Document Type



Harvard Law Review




Modern critics of the administrative state portray agencies as omnipotent behemoths, invested with vast delegated powers and largely unaccountable to the political branches of government. This picture, we argue, understates agency vulnerability to an increasingly powerful presidency. One source of presidential control over agencies in particular has been overlooked: the systematic undermining of an agency’s ability to execute its statutory mandate. This strategy, which we call “structural deregulation,” is a dangerous and underappreciated aspect of what then-Professor, now-Justice Elena Kagan termed “presidential administration.”

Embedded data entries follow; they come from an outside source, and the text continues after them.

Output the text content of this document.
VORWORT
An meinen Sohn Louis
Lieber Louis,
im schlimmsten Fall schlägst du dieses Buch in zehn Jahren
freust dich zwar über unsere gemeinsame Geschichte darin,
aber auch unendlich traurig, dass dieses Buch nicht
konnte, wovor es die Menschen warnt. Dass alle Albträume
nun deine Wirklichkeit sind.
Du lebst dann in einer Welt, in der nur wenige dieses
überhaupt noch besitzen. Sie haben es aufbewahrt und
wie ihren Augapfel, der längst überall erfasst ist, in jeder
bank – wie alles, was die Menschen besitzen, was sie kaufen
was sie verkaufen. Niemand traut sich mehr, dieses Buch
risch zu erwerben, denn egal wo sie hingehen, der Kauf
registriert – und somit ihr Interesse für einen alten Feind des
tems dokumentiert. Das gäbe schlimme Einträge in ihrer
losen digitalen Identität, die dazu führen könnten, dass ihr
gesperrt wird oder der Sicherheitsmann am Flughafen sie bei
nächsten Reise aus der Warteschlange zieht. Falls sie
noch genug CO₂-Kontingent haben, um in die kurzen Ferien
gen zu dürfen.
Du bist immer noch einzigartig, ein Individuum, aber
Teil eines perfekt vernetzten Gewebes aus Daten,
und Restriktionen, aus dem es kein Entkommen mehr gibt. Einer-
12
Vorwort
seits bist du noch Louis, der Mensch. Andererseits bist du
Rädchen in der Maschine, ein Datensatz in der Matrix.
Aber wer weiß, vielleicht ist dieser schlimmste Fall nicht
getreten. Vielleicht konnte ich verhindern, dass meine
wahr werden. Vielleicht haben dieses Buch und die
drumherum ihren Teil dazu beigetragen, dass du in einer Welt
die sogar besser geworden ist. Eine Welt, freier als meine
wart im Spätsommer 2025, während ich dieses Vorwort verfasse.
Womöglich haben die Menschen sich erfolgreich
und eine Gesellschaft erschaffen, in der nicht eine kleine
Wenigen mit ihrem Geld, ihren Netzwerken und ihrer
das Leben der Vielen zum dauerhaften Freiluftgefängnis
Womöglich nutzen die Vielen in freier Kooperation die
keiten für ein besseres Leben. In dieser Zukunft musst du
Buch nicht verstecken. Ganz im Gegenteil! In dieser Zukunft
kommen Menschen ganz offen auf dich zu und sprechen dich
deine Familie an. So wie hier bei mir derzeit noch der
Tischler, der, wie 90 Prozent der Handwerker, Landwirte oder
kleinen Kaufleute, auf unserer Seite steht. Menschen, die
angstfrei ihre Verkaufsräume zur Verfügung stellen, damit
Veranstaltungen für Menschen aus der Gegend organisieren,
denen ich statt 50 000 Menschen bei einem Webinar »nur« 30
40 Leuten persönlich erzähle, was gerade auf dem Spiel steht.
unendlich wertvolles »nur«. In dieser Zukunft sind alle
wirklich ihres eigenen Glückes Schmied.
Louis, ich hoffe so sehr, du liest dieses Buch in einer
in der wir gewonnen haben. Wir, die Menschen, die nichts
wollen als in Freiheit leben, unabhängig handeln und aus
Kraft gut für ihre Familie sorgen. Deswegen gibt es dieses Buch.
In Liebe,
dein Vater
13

Structural deregulation attacks the core capacities of the bureaucracy. The phenomenon encompasses such practices as leaving agencies understaffed and without permanent leadership; marginalizing agency expertise; reallocating agency resources; occupying an agency with busywork; and damaging an agency’s reputation. Structural deregulation differs from traditional “substantive” deregulation, which targets the repeal of particular agency rules or policies. While substantive deregulation may have serious consequences, it is relatively transparent, limited in scope, and subject to legal challenge. By contrast, structural deregulation is stealthier. It is death by a thousand cuts.

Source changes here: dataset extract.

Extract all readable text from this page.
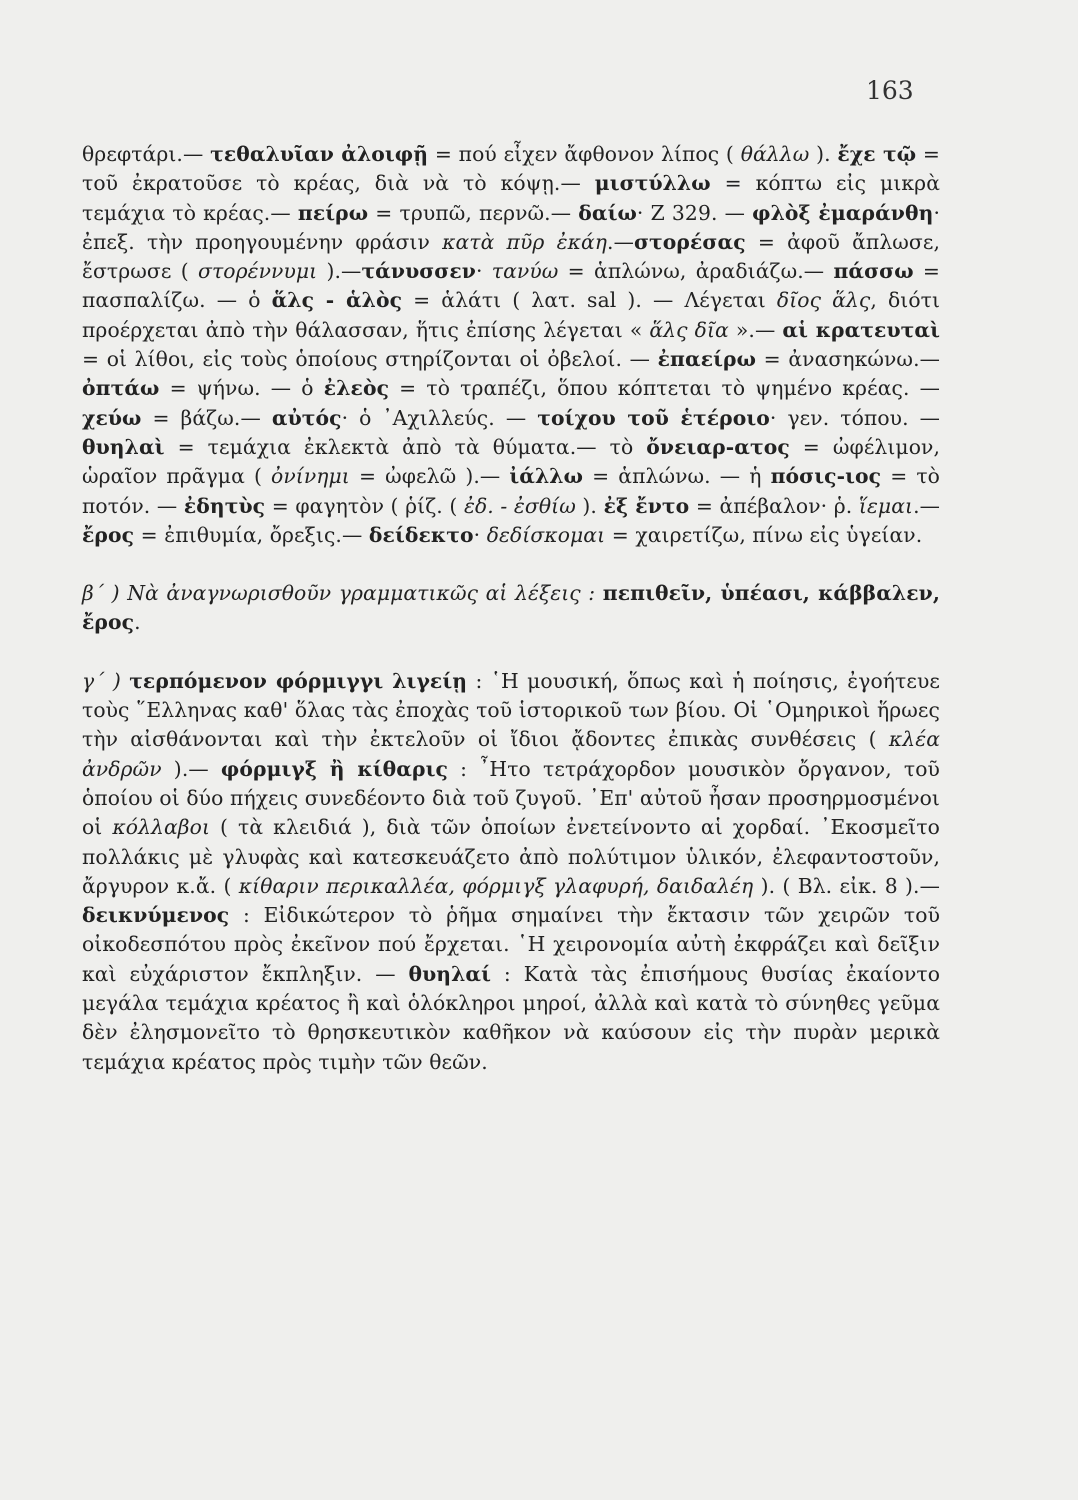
163

θρεφτάρι.— τεθαλυῖαν ἀλοιφῇ = πού εἶχεν ἄφθονον λίπος ( θάλλω ). ἔχε τῷ = τοῦ ἐκρατοῦσε τὸ κρέας, διὰ νὰ τὸ κόψῃ.— μιστύλλω = κόπτω εἰς μικρὰ τεμάχια τὸ κρέας.— πείρω = τρυπῶ, περνῶ.— δαίω· Ζ 329. — φλὸξ ἐμαράνθη· ἐπεξ. τὴν προηγουμένην φράσιν κατὰ πῦρ ἐκάη.—στορέσας = ἀφοῦ ἄπλωσε, ἔστρωσε ( στορέννυμι ).—τάνυσσεν· τανύω = ἁπλώνω, ἀραδιάζω.— πάσσω = πασπαλίζω. — ὁ ἅλς - ἁλὸς = ἁλάτι ( λατ. sal ). — Λέγεται δῖος ἅλς, διότι προέρχεται ἀπὸ τὴν θάλασσαν, ἥτις ἐπίσης λέγεται « ἅλς δῖα ».— αἱ κρατευταὶ = οἱ λίθοι, εἰς τοὺς ὁποίους στηρίζονται οἱ ὀβελοί. — ἐπαείρω = ἀνασηκώνω.— ὀπτάω = ψήνω. — ὁ ἐλεὸς = τὸ τραπέζι, ὅπου κόπτεται τὸ ψημένο κρέας. — χεύω = βάζω.— αὐτός· ὁ ᾿Αχιλλεύς. — τοίχου τοῦ ἑτέροιο· γεν. τόπου. — θυηλαὶ = τεμάχια ἐκλεκτὰ ἀπὸ τὰ θύματα.— τὸ ὄνειαρ-ατος = ὠφέλιμον, ὡραῖον πρᾶγμα ( ὀνίνημι = ὠφελῶ ).— ἰάλλω = ἁπλώνω. — ἡ πόσις-ιος = τὸ ποτόν. — ἐδητὺς = φαγητὸν ( ῥίζ. ( ἐδ. - ἐσθίω ). ἐξ ἔντο = ἀπέβαλον· ῥ. ἵεμαι.— ἔρος = ἐπιθυμία, ὄρεξις.— δείδεκτο· δεδίσκομαι = χαιρετίζω, πίνω εἰς ὑγείαν.

β΄ ) Νὰ ἀναγνωρισθοῦν γραμματικῶς αἱ λέξεις : πεπιθεῖν, ὑπέασι, κάββαλεν, ἔρος.

γ΄ ) τερπόμενον φόρμιγγι λιγείῃ : ῾Η μουσική, ὅπως καὶ ἡ ποίησις, ἐγοήτευε τοὺς ῞Ελληνας καθ' ὅλας τὰς ἐποχὰς τοῦ ἱστορικοῦ των βίου. Οἱ ῾Ομηρικοὶ ἥρωες τὴν αἰσθάνονται καὶ τὴν ἐκτελοῦν οἱ ἴδιοι ᾄδοντες ἐπικὰς συνθέσεις ( κλέα ἀνδρῶν ).— φόρμιγξ ἢ κίθαρις : ῏Ητο τετράχορδον μουσικὸν ὄργανον, τοῦ ὁποίου οἱ δύο πήχεις συνεδέοντο διὰ τοῦ ζυγοῦ. ᾿Επ' αὐτοῦ ἦσαν προσηρμοσμένοι οἱ κόλλαβοι ( τὰ κλειδιά ), διὰ τῶν ὁποίων ἐνετείνοντο αἱ χορδαί. ᾿Εκοσμεῖτο πολλάκις μὲ γλυφὰς καὶ κατεσκευάζετο ἀπὸ πολύτιμον ὑλικόν, ἐλεφαντοστοῦν, ἄργυρον κ.ἄ. ( κίθαριν περικαλλέα, φόρμιγξ γλαφυρή, δαιδαλέη ). ( Βλ. εἰκ. 8 ).— δεικνύμενος : Εἰδικώτερον τὸ ῥῆμα σημαίνει τὴν ἔκτασιν τῶν χειρῶν τοῦ οἰκοδεσπότου πρὸς ἐκεῖνον πού ἔρχεται. ῾Η χειρονομία αὐτὴ ἐκφράζει καὶ δεῖξιν καὶ εὐχάριστον ἔκπληξιν. — θυηλαί : Κατὰ τὰς ἐπισήμους θυσίας ἐκαίοντο μεγάλα τεμάχια κρέατος ἢ καὶ ὁλόκληροι μηροί, ἀλλὰ καὶ κατὰ τὸ σύνηθες γεῦμα δὲν ἐλησμονεῖτο τὸ θρησκευτικὸν καθῆκον νὰ καύσουν εἰς τὴν πυρὰν μερικὰ τεμάχια κρέατος πρὸς τιμὴν τῶν θεῶν.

We argue that structural deregulation is in tension with constitutional, administrative, and democratic norms. Nevertheless, public law is remarkably ill-equipped to address it. Constitutional and administrative law both have blind spots when it comes to presidential management of the bureaucracy, especially when the President’s mission is incapacitation. Specific statutes meant to protect the civil service or inoculate agency budgets from presidential control do not help much either — they are vulnerable to workarounds. These blind spots and workarounds have allowed structural deregulation to flourish as a method of presidential control, with serious consequences for the future of the administrative state. We therefore propose legislative and regulatory reforms that could help to control the risks of structural deregulation.